According to the Arkansas Democrat-Gazette, the Natural Resources Conservation Service will offer more than $600,000 to landowners in 20 counties for improving bobwhite quail habitat. These funds will be provided through the Working Lands for Wildlife program, an NRCS initiative designed to help landowners improve habitat for at-risk species.

Prescribed burnings, which allow for more sunlight penetration in wooded areas and the growth of key grasses, will be a key component of the program. Landowners will receive $36 per acre burned, and the NRCS will build permanent firebreaks to help landowners afford future burns. Jim Baker, the Arkansas biologist for the NRCS, told the Democrat-Gazette that such burns should occur every three years to help dormant seeds sprout.

Baker said that $400,000 will be specified for upland habitat, while an extra $230,000 will be spent on habitat improvements for pollinators. The two, Baker said, go hand in hand in terms of conservation.

Per the Arkansas Game & Fish Commission, the state’s bobwhite population plummeted by 90 percent between 1966 and 1998. The population had declined 42 percent by 1980, before plunging to 90 percent by the turn of the century. That rate of decline far exceeds the 62 percent decline across the Southeast during the same period. The state lists a number of factors as having contributed to the die-off, but it notes that sod-forming grasses, a dearth of prescribed burns, and timber- and crop-management issues were largely to blame.
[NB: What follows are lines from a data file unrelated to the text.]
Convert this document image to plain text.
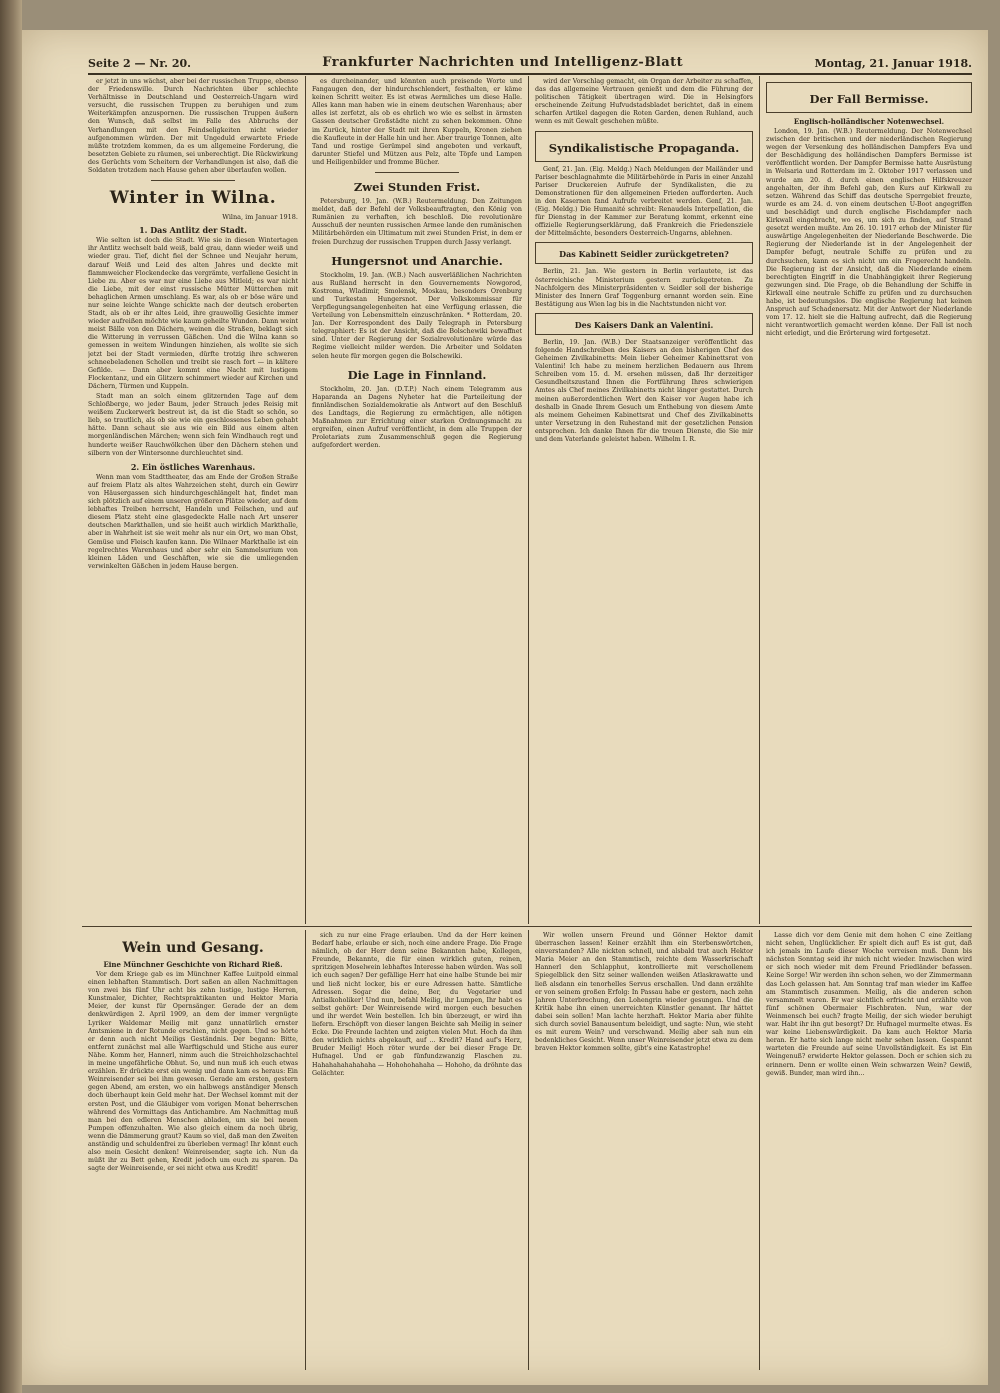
Seite 2 — Nr. 20.	Frankfurter Nachrichten und Intelligenz-Blatt	Montag, 21. Januar 1918.

er jetzt in uns wächst, aber bei der russischen Truppe, ebenso der Friedenswille. Durch Nachrichten über schlechte Verhältnisse in Deutschland und Oesterreich-Ungarn wird versucht, die russischen Truppen zu beruhigen und zum Weiterkämpfen anzuspornen. Die russischen Truppen äußern den Wunsch, daß selbst im Falle des Abbruchs der Verhandlungen mit den Feindseligkeiten nicht wieder aufgenommen würden. Der mit Ungeduld erwartete Friede müßte trotzdem kommen, da es um allgemeine Forderung, die besetzten Gebiete zu räumen, sei unberechtigt. Die Rückwirkung des Gerüchts vom Scheitern der Verhandlungen ist also, daß die Soldaten trotzdem nach Hause gehen aber überlaufen wollen.

Winter in Wilna.
Wilna, im Januar 1918.
1. Das Antlitz der Stadt.

Wie selten ist doch die Stadt. Wie sie in diesen Wintertagen ihr Antlitz wechselt bald weiß, bald grau, dann wieder weiß und wieder grau. Tief, dicht fiel der Schnee und Neujahr herum, darauf Weiß und Leid des alten Jahres und deckte mit flammweicher Flockendecke das vergrämte, verfallene Gesicht in Liebe zu. Aber es war nur eine Liebe aus Mitleid; es war nicht die Liebe, mit der einst russische Mütter Mütterchen mit behaglichen Armen umschlang. Es war, als ob er böse wäre und nur seine leichte Wange schickte nach der deutsch eroberten Stadt, als ob er ihr altes Leid, ihre grauwollig Gesichte immer wieder aufreißen möchte wie kaum geheilte Wunden. Dann weint meist Bälle von den Dächern, weinen die Straßen, beklagt sich die Witterung in verrussen Gäßchen. Und die Wilna kann so gemessen in weitem Windungen hinziehen, als wollte sie sich jetzt bei der Stadt vermieden, dürfte trotzig ihre schweren schneebeladenen Schollen und treibt sie rasch fort — in kältere Gefilde. — Dann aber kommt eine Nacht mit lustigem Flockentanz, und ein Glitzern schimmert wieder auf Kirchen und Dächern, Türmen und Kuppeln.

Stadt man an solch einem glitzernden Tage auf dem Schloßberge, wo jeder Baum, jeder Strauch jedes Reisig mit weißem Zuckerwerk bestreut ist, da ist die Stadt so schön, so lieb, so trautlich, als ob sie wie ein geschlossenes Leben gehabt hätte. Dann schaut sie aus wie ein Bild aus einem alten morgenländischen Märchen; wenn sich fein Windhauch regt und hunderte weißer Rauchwölkchen über den Dächern stehen und silbern von der Wintersonne durchleuchtet sind.

2. Ein östliches Warenhaus.

Wenn man vom Stadttheater, das am Ende der Großen Straße auf freiem Platz als altes Wahrzeichen steht, durch ein Gewirr von Häusergassen sich hindurchgeschlängelt hat, findet man sich plötzlich auf einem unseren größeren Plätze wieder, auf dem lebhaftes Treiben herrscht, Handeln und Feilschen, und auf diesem Platz steht eine glasgedeckte Halle nach Art unserer deutschen Markthallen, und sie heißt auch wirklich Markthalle, aber in Wahrheit ist sie weit mehr als nur ein Ort, wo man Obst, Gemüse und Fleisch kaufen kann. Die Wilnaer Markthalle ist ein regelrechtes Warenhaus und aber sehr ein Sammelsurium von kleinen Läden und Geschäften, wie sie die umliegenden verwinkelten Gäßchen in jedem Hause bergen.

es durcheinander, und könnten auch preisende Worte und Fangaugen den, der hindurchschlendert, festhalten, er käme keinen Schritt weiter. Es ist etwas Aermliches um diese Halle. Alles kann man haben wie in einem deutschen Warenhaus; aber alles ist zerfetzt, als ob es ehrlich wo wie es selbst in ärmsten Gassen deutscher Großstädte nicht zu sehen bekommen. Ohne im Zurück, hinter der Stadt mit ihren Kuppeln, Kronen ziehen die Kaufleute in der Halle hin und her. Aber traurige Tonnen, alte Tand und rostige Gerümpel sind angeboten und verkauft, darunter Stiefel und Mützen aus Pelz, alte Töpfe und Lampen und Heiligenbilder und fromme Bücher.

Zwei Stunden Frist.

Petersburg, 19. Jan. (W.B.) Reutermeldung. Den Zeitungen meldet, daß der Befehl der Volksbeauftragten, den König von Rumänien zu verhaften, ich beschloß. Die revolutionäre Ausschuß der neunten russischen Armee lande den rumänischen Militärbehörden ein Ultimatum mit zwei Stunden Frist, in dem er freien Durchzug der russischen Truppen durch Jassy verlangt.

Hungersnot und Anarchie.

Stockholm, 19. Jan. (W.B.) Nach ausverläßlichen Nachrichten aus Rußland herrscht in den Gouvernements Nowgorod, Kostroma, Wladimir, Smolensk, Moskau, besonders Orenburg und Turkestan Hungersnot. Der Volkskommissar für Verpflegungsangelegenheiten hat eine Verfügung erlassen, die Verteilung von Lebensmitteln einzuschränken. * Rotterdam, 20. Jan. Der Korrespondent des Daily Telegraph in Petersburg telegraphiert: Es ist der Ansicht, daß die Bolschewiki bewaffnet sind. Unter der Regierung der Sozialrevolutionäre würde das Regime vielleicht milder werden. Die Arbeiter und Soldaten selen heute für morgen gegen die Bolschewiki.

Die Lage in Finnland.

Stockholm, 20. Jan. (D.T.P.) Nach einem Telegramm aus Haparanda an Dagens Nyheter hat die Parteileitung der finnländischen Sozialdemokratie als Antwort auf den Beschluß des Landtags, die Regierung zu ermächtigen, alle nötigen Maßnahmen zur Errichtung einer starken Ordnungsmacht zu ergreifen, einen Aufruf veröffentlicht, in dem alle Truppen der Proletariats zum Zusammenschluß gegen die Regierung aufgefordert werden.

wird der Vorschlag gemacht, ein Organ der Arbeiter zu schaffen, das das allgemeine Vertrauen genießt und dem die Führung der politischen Tätigkeit übertragen wird. Die in Helsingfors erscheinende Zeitung Hufvudstadsbladet berichtet, daß in einem scharfen Artikel dagegen die Roten Garden, denen Ruhland, auch wenn es mit Gewalt geschehen müßte.

Syndikalistische Propaganda.

Genf, 21. Jan. (Eig. Meldg.) Nach Meldungen der Mailänder und Pariser beschlagnahmte die Militärbehörde in Paris in einer Anzahl Pariser Druckereien Aufrufe der Syndikalisten, die zu Demonstrationen für den allgemeinen Frieden aufforderten. Auch in den Kasernen fand Aufrufe verbreitet werden. Genf, 21. Jan. (Eig. Meldg.) Die Humanité schreibt: Renaudels Interpellation, die für Dienstag in der Kammer zur Beratung kommt, erkennt eine offizielle Regierungserklärung, daß Frankreich die Friedensziele der Mittelmächte, besonders Oesterreich-Ungarns, ablehnen.

Das Kabinett Seidler zurückgetreten?

Berlin, 21. Jan. Wie gestern in Berlin verlautete, ist das österreichische Ministerium gestern zurückgetreten. Zu Nachfolgern des Ministerpräsidenten v. Seidler soll der bisherige Minister des Innern Graf Toggenburg ernannt worden sein. Eine Bestätigung aus Wien lag bis in die Nachtstunden nicht vor.

Des Kaisers Dank an Valentini.

Berlin, 19. Jan. (W.B.) Der Staatsanzeiger veröffentlicht das folgende Handschreiben des Kaisers an den bisherigen Chef des Geheimen Zivilkabinetts: Mein lieber Geheimer Kabinettsrat von Valentini! Ich habe zu meinem herzlichen Bedauern aus Ihrem Schreiben vom 15. d. M. ersehen müssen, daß Ihr derzeitiger Gesundheitszustand Ihnen die Fortführung Ihres schwierigen Amtes als Chef meines Zivilkabinetts nicht länger gestattet. Durch meinen außerordentlichen Wert den Kaiser vor Augen habe ich deshalb in Gnade Ihrem Gesuch um Enthebung von diesem Amte als meinem Geheimen Kabinettsrat und Chef des Zivilkabinetts unter Versetzung in den Ruhestand mit der gesetzlichen Pension entsprochen. Ich danke Ihnen für die treuen Dienste, die Sie mir und dem Vaterlande geleistet haben. Wilhelm I. R.

Der Fall Bermisse.
Englisch-holländischer Notenwechsel.

London, 19. Jan. (W.B.) Reutermeldung. Der Notenwechsel zwischen der britischen und der niederländischen Regierung wegen der Versenkung des holländischen Dampfers Eva und der Beschädigung des holländischen Dampfers Bermisse ist veröffentlicht worden. Der Dampfer Bermisse hatte Ausrüstung in Welsaria und Rotterdam im 2. Oktober 1917 verlassen und wurde am 20. d. durch einen englischen Hilfskreuzer angehalten, der ihm Befehl gab, den Kurs auf Kirkwall zu setzen. Während das Schiff das deutsche Sperrgebiet freuzte, wurde es am 24. d. von einem deutschen U-Boot angegriffen und beschädigt und durch englische Fischdampfer nach Kirkwall eingebracht, wo es, um sich zu finden, auf Strand gesetzt werden mußte. Am 26. 10. 1917 erhob der Minister für auswärtige Angelegenheiten der Niederlande Beschwerde. Die Regierung der Niederlande ist in der Angelegenheit der Dampfer befugt, neutrale Schiffe zu prüfen und zu durchsuchen, kann es sich nicht um ein Fragerecht handeln. Die Regierung ist der Ansicht, daß die Niederlande einem berechtigten Eingriff in die Unabhängigkeit ihrer Regierung gezwungen sind. Die Frage, ob die Behandlung der Schiffe in Kirkwall eine neutrale Schiffe zu prüfen und zu durchsuchen habe, ist bedeutungslos. Die englische Regierung hat keinen Anspruch auf Schadenersatz. Mit der Antwort der Niederlande vom 17. 12. hielt sie die Haltung aufrecht, daß die Regierung nicht verantwortlich gemacht werden könne. Der Fall ist noch nicht erledigt, und die Erörterung wird fortgesetzt.

Wein und Gesang.
Eine Münchner Geschichte von Richard Rieß.

Vor dem Kriege gab es im Münchner Kaffee Luitpold einmal einen lebhaften Stammtisch. Dort saßen an allen Nachmittagen von zwei bis fünf Uhr acht bis zehn lustige, lustige Herren, Kunstmaler, Dichter, Rechtspraktikanten und Hektor Maria Meier, der kunst für Opernsänger. Gerade der an dem denkwürdigen 2. April 1909, an dem der immer vergnügte Lyriker Waldemar Meilig mit ganz unnatürlich ernster Amtsmiene in der Rotunde erschien, nicht gegen. Und so hörte er denn auch nicht Meiligs Geständnis. Der begann: Bitte, entfernt zunächst mal alle Warftigschuld und Stiche aus eurer Nähe. Komm her, Hannerl, nimm auch die Streichholzschachtel in meine ungefährliche Obhut. So, und nun muß ich euch etwas erzählen. Er drückte erst ein wenig und dann kam es heraus: Ein Weinreisender sei bei ihm gewesen. Gerade am ersten, gestern gegen Abend, am ersten, wo ein halbwegs anständiger Mensch doch überhaupt kein Geld mehr hat. Der Wechsel kommt mit der ersten Post, und die Gläubiger vom vorigen Monat beherrschen während des Vormittags das Antichambre. Am Nachmittag muß man bei den edleren Menschen abladen, um sie bei neuen Pumpen offenzuhalten. Wie also gleich einem da noch übrig, wenn die Dämmerung graut? Kaum so viel, daß man den Zweiten anständig und schuldenfrei zu überleben vermag! Ihr könnt euch also mein Gesicht denken! Weinreisender, sagte ich. Nun da müßt ihr zu Bett gehen, Kredit jedoch um euch zu sparen. Da sagte der Weinreisende, er sei nicht etwa aus Kredit!

sich zu nur eine Frage erlauben. Und da der Herr keinen Bedarf habe, erlaube er sich, noch eine andere Frage. Die Frage nämlich, ob der Herr denn seine Bekannten habe, Kollegen, Freunde, Bekannte, die für einen wirklich guten, reinen, spritzigen Moselwein lebhaftes Interesse haben würden. Was soll ich euch sagen? Der gefällige Herr hat eine halbe Stunde bei mir und ließ nicht locker, bis er eure Adressen hatte. Sämtliche Adressen. Sogar die deine, Ber, du Vegetarier und Antialkoholiker! Und nun, befahl Meilig, ihr Lumpen, Ihr habt es selbst gehört: Der Weinreisende wird morgen euch besuchen und ihr werdet Wein bestellen. Ich bin überzeugt, er wird ihn liefern. Erschöpft von dieser langen Beichte sah Meilig in seiner Ecke. Die Freunde lachten und zeigten vielen Mut. Hoch da ihm den wirklich nichts abgekauft, auf ... Kredit? Hand auf's Herz, Bruder Meilig! Hoch röter wurde der bei dieser Frage Dr. Hufnagel. Und er gab fünfundzwanzig Flaschen zu. Hahahahahahahaha — Hohohohahaha — Hohoho, da dröhnte das Gelächter.

Wir wollen unsern Freund und Gönner Hektor damit überraschen lassen! Keiner erzählt ihm ein Sterbenswörtchen, einverstanden? Alle nickten schnell, und alsbald trat auch Hektor Maria Meier an den Stammtisch, reichte dem Wasserkrischaft Hannerl den Schlapphut, kontrollierte mit verschollenem Spiegelblick den Sitz seiner wallenden weißen Atlaskrawatte und ließ alsdann ein tenorhelles Servus erschallen. Und dann erzählte er von seinem großen Erfolg: In Passau habe er gestern, nach zehn Jahren Unterbrechung, den Lohengrin wieder gesungen. Und die Kritik habe ihn einen unerreichten Künstler genannt. Ihr hättet dabei sein sollen! Man lachte herzhaft. Hektor Maria aber fühlte sich durch soviel Banausentum beleidigt, und sagte: Nun, wie steht es mit eurem Wein? und verschwand. Meilig aber sah nun ein bedenkliches Gesicht. Wenn unser Weinreisender jetzt etwa zu dem braven Hektor kommen sollte, gibt's eine Katastrophe!

Lasse dich vor dem Genie mit dem hohen C eine Zeitlang nicht sehen, Unglücklicher. Er spielt dich auf! Es ist gut, daß ich jemals im Laufe dieser Woche verreisen muß. Dann bis nächsten Sonntag seid ihr mich nicht wieder. Inzwischen wird er sich noch wieder mit dem Freund Friedländer befassen. Keine Sorge! Wir werden ihn schon sehen, wo der Zimmermann das Loch gelassen hat. Am Sonntag traf man wieder im Kaffee am Stammtisch zusammen. Meilig, als die anderen schon versammelt waren. Er war sichtlich erfrischt und erzählte von fünf schönen Obermaier Fischbraten. Nun, war der Weinmensch bei euch? fragte Meilig, der sich wieder beruhigt war. Habt ihr ihn gut besorgt? Dr. Hufnagel murmelte etwas. Es war keine Liebenswürdigkeit. Da kam auch Hektor Maria heran. Er hatte sich lange nicht mehr sehen lassen. Gespannt warteten die Freunde auf seine Unvollständigkeit. Es ist Ein Weingenuß? erwiderte Hektor gelassen. Doch er schien sich zu erinnern. Denn er wollte einen Wein schwarzen Wein? Gewiß, gewiß. Bunder, man wird ihn...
Though $600,000 will only go so far, the funds are a part of a larger effort in Arkansas. “We are backing up what the Arkansas Game and Fish Commission is doing on some of their WMAs,” Baker said. “The commission has dedicated a lot of resources and expressed large interest in creating large blocks of quail habitat on public lands. The key to sustaining quail is large blocks of habitat.”